Analyse
2010 : entre croissance molle et reprise asiatique
« L’ampleur et la puissance des mesures de relances publiques réalisées par les Etats dans le monde nous ont permis échapper au risque d’une absence de reprise pour 2010 » explique Valérie Plagnol, l’économiste en chef du CIC et membre du Conseil d’Analyse Economique du Gouvernement. V. Plagnol n’anticipe pas un rebond spectaculaire avec une reprise en V, en tout cas pas en Europe, mais plutôt un scénario d’une reprise en “racine carrée”.

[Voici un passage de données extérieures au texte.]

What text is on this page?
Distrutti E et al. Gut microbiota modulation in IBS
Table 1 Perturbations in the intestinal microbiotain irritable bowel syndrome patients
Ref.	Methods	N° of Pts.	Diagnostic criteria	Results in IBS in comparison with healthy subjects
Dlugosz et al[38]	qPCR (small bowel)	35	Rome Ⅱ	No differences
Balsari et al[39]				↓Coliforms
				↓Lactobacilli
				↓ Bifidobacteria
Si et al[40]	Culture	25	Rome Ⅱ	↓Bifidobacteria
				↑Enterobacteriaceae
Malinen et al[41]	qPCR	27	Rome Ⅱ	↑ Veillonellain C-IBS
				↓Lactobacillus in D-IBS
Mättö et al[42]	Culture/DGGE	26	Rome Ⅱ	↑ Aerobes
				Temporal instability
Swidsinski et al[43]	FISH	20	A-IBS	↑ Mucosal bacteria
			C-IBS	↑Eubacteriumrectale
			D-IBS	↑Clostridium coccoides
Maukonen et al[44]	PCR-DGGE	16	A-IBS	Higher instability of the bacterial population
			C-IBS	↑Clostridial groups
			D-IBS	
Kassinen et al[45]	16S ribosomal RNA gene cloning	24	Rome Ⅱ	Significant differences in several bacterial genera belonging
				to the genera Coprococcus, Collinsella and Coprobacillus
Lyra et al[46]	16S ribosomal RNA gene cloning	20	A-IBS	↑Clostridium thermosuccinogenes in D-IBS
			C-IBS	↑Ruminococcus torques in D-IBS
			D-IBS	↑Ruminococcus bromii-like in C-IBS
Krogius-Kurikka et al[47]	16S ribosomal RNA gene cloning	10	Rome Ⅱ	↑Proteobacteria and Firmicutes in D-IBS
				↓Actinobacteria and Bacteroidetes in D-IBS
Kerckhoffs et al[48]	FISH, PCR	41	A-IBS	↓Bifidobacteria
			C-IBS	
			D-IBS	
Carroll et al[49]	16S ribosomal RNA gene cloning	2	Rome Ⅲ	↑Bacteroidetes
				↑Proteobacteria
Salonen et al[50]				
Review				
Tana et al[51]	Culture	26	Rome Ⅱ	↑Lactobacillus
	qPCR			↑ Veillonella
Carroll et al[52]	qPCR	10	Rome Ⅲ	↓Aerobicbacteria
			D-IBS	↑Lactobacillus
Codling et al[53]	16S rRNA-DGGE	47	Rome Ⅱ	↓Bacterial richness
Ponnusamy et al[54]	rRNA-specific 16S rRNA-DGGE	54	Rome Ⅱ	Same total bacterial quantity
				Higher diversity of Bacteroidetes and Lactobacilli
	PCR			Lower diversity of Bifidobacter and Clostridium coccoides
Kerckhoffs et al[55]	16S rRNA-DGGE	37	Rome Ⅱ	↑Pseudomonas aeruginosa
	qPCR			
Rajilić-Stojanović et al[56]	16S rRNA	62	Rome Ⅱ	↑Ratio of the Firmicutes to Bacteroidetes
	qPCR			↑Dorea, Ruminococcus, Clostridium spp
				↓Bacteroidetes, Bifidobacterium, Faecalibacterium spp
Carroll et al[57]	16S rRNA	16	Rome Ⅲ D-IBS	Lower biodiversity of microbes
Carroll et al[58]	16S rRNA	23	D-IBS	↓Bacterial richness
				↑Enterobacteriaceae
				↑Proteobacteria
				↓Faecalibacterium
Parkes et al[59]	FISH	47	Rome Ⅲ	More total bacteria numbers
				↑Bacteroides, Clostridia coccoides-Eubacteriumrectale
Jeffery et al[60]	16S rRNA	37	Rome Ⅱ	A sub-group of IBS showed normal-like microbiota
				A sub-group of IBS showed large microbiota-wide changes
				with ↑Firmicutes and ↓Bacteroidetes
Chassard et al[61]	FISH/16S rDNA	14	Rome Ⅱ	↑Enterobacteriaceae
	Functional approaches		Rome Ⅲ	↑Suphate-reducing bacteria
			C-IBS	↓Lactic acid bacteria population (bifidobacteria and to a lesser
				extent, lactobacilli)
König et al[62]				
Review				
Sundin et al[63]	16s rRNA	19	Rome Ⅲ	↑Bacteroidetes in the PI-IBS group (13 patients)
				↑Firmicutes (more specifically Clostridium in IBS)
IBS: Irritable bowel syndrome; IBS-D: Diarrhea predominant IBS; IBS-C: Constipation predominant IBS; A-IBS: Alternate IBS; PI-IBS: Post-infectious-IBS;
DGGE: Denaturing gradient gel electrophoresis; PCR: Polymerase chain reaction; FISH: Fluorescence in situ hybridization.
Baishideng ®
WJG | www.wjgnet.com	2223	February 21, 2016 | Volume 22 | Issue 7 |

Seules les zones asiatiques connaîtront cette année une croissance forte, ce qui entraîne des risques inflationnistes importants. « L’un des enseignements de cette crise est la reconnaissance, au sein du gotha économique représenté par le G20, de la contribution majeure des pays émergents » explique V. Plagnol. Ce tournant historique va probablement inaugurer un nouveau rapport de force qui a été bien compris à Copenhague, la Chine ayant fait sentir tout son poids actuel malgré les efforts concertés des grandes nations.
« La transmission progressive de la reprise orchestrée par la dépense publique vers l’investissement sera lente ».
« Les perspectives d’activités pour les mois qui viennent sont solides. Le niveau des stocks dans l’industrie reste très bas, on pense même que le niveau global des stocks va continuer à s’ajuster à la baisse, alors que dans l’autre sens, les indicateurs de production sont au vert. On repasse à un cycle de croissance de production qui mettra quelques mois à s’installer mais qui permet d’être optimiste sur l’activité ».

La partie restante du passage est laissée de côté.